Why are module-based Supervisors recommended (outside of the tree root)?

chocolatedonut · November 1, 2023, 2:23pm

Can you please provide an example of how and when is a module-based supervisor preferred (over starting a Supervisor via start_link/2)?

It isn’t clear to me what do “automatically” vs. “manually”, from the docs below, mean.

The difference between the two approaches is that a module-based supervisor gives you more direct control over how the supervisor is initialized. Instead of calling Supervisor.start_link/2 with a list of child specifications that are automatically initialized, we manually initialize the children by calling Supervisor.init/2 inside its c:init/1 callback.
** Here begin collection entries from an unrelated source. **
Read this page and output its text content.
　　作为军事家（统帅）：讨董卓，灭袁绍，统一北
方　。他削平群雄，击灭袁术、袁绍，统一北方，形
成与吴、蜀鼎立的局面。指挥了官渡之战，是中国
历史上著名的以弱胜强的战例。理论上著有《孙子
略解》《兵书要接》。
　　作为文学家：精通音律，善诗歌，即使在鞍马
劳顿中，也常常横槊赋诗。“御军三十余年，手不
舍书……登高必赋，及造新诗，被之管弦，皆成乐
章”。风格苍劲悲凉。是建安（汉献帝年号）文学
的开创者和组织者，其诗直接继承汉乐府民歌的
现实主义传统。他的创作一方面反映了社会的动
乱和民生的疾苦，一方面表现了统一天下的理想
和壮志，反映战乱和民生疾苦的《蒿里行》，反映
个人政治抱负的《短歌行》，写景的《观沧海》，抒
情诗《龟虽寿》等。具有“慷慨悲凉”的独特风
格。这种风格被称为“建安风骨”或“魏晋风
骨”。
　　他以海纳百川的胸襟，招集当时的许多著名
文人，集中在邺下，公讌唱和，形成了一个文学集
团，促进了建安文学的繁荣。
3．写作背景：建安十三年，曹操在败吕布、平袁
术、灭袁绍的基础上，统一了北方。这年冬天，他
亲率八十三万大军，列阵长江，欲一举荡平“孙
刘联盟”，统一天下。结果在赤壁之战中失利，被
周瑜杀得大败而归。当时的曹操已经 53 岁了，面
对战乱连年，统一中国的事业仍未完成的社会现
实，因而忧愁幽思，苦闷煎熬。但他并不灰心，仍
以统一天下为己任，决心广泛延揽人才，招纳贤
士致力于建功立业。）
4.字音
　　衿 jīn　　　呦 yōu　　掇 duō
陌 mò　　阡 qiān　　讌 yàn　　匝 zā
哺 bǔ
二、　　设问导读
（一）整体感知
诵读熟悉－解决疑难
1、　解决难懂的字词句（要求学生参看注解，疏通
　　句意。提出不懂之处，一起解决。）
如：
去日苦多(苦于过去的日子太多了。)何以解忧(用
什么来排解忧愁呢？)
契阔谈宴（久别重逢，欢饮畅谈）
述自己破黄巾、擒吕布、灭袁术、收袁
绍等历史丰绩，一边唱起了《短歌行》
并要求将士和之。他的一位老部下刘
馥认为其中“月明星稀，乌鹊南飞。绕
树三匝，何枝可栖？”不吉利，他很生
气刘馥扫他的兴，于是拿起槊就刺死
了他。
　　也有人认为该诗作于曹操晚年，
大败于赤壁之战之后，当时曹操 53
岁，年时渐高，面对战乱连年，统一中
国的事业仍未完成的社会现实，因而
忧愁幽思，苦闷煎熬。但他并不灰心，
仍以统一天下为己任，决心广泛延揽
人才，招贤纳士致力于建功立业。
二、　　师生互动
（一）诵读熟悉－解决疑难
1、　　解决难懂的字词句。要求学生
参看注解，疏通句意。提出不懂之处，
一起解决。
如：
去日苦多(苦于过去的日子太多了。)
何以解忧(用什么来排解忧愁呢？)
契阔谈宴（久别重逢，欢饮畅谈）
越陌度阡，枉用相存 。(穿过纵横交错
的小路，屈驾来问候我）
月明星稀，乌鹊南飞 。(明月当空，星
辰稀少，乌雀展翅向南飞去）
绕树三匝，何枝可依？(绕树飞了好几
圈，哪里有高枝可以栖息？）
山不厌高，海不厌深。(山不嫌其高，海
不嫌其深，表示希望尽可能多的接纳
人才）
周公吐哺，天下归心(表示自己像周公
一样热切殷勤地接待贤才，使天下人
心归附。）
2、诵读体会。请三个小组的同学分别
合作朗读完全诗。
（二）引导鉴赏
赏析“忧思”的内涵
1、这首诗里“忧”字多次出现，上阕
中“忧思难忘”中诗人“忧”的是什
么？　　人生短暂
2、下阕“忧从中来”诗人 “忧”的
I’ll use the Blackjack example, from @sasajuric’s To spawn or not to spawn post, where this call of Supervisor.start_link/2 doesn’t (seem to) follow the above recommendation.

For example, before this Supervisor.start_link/2 call I can still fetch children’s initial arguments from an external service – just as I can do in Supervisor.c:init/1. What is “automatic” vs. “manual” then referring to (as I presume my example isn’t it)?

Bit further down, the docs also say:

A general guideline is to use the supervisor without a callback module only at the top of your supervision tree, generally in the Application.start/2 callback. We recommend using module-based supervisors for any other supervisor in your application, so they can run as a child of another supervisor in the tree.

As shown in the Blackjack example, it seems we can still “run [a Supervisor] as a child of another supervisor in the tree”. What OTP benefits are we missing out on then?

Or has OTP changed since then, as Sasa’s article was written at Elixir v1.4.2, and the docs on module-based Supervisor at v1.4.2 doesn’t have the above-quoted recommendations.

josevalim · November 1, 2023, 3:31pm

I think those are unclear words from the docs. Perhaps “explicitly” vs “implicitly” is better. Both have to call Supervisor.init, but Supervisor.start_link does it for you implicitly, the other requires you to do so explicitly.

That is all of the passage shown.